Kommunistische Kontinuität
Linkspartei feiert Lenins Geburtstag
Als polnischer Garant links-liberaler Weltordnung gilt derzeit vor allem Warschaus Stadtpräsident Rafał Trzaskowski, wobei alle regierungskritischen Lager sich inzwischen darauf verlegt haben, den PO-Politiker in einer eventuellen Stichwahl mit Duda zu unterstützen. Wenn Trzaskowski gewänne, wird von ihm allerdings kein bleibender historischer Fußabdruck bleiben. Ähnlich wie sein Mentor Donald Tusk ist er ein Konjunkturalist, der die einst als „christdemokratisch“ konzipierte Bürgerplattform so weit in die Mitte gerückt hat, dass sie überhaupt nicht mehr von der linken Konkurrenz zu unterscheiden ist. In dem Machtkampf um den Präsidentenpalast geht es also letztlich weniger um Homo-Ehen, wohl aber um zwei völlig unterschiedliche Zukunftsvorstellungen von einem modernen Staat und seiner Geschichtspolitik.

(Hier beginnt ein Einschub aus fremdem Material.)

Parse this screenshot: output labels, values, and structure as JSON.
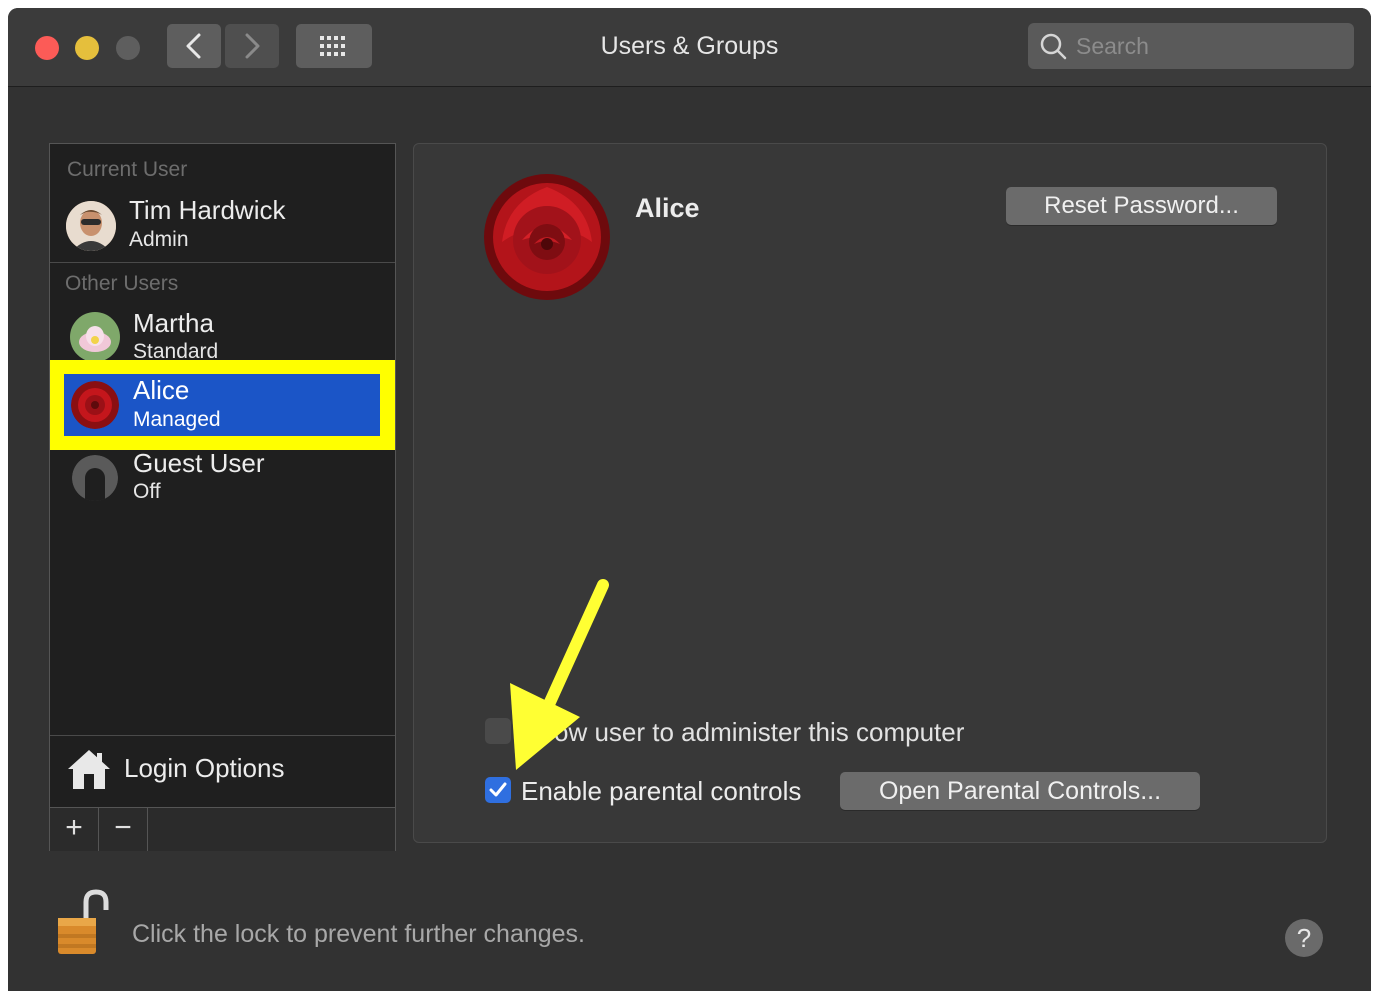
{
  "window": {
    "title": "Users & Groups"
  },
  "toolbar": {
    "search_placeholder": "Search"
  },
  "sidebar": {
    "current_user_label": "Current User",
    "current_user": {
      "name": "Tim Hardwick",
      "role": "Admin"
    },
    "other_users_label": "Other Users",
    "other_users": [
      {
        "name": "Martha",
        "role": "Standard"
      },
      {
        "name": "Alice",
        "role": "Managed"
      },
      {
        "name": "Guest User",
        "role": "Off"
      }
    ],
    "login_options_label": "Login Options",
    "add_label": "+",
    "remove_label": "−"
  },
  "detail": {
    "user_name": "Alice",
    "reset_password_label": "Reset Password...",
    "allow_admin_label": "ow user to administer this computer",
    "enable_parental_label": "Enable parental controls",
    "enable_parental_checked": true,
    "open_parental_label": "Open Parental Controls..."
  },
  "footer": {
    "lock_text": "Click the lock to prevent further changes.",
    "help_label": "?"
  },
  "colors": {
    "selection_blue": "#1b55c7",
    "highlight_yellow": "#ffff00",
    "checkbox_blue": "#2f6fe0"
  }
}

Für viele Polen wurden bestimmte Warnzeichen bereits im Jahr 2018 sichtbar, als Trzaskowski in das Warschauer Rathaus einzog. In dieser Zeit kam es in der Hauptstadt zu höchst fragwürdigen Straßenumbenennungen, die zum Teil kommunistischen Namenspatronen den Vorrang gewährten. Auch im Präsidentschaftswahlkampf unterstützen den PO-Vize zweifelhafte Personen, die man noch aus dem Schwarz-Weiß-Fernsehen der Volksrepublik kennt und die beiläufig von jeglichen Sünden losgesprochen wurden. Noch mimt Trzaskowski nur den gemäßigten PiS-Kritiker, doch nach einer gewonnenen Wahl könnte auch bei ihm wieder der Beißreflex einsetzen, der eine konstruktive Zusammenarbeit mit der PiS-Regierung behindern dürfte. Einen bitteren Vorgeschmack auf ein solches disharmonisches Szenario bieten bereits die gelegentlich ausufernden Diskussionen zwischen den beiden Kammern des polnischen Parlaments: Im Sejm verfügt die PiS zwar noch über die absolute Mehrheit, aber der von der Opposition dominierte Senat (wie ist das in einem „totalitären“ Staat überhaupt möglich?) zögert fast jeden legislativen Prozess unnötig hinaus. Eines steht jedenfalls fest: Trzaskowski wäre Brüssels Mann in Warschau. Und auch die polnische Fraktion der Antifa könnte wieder aufatmen.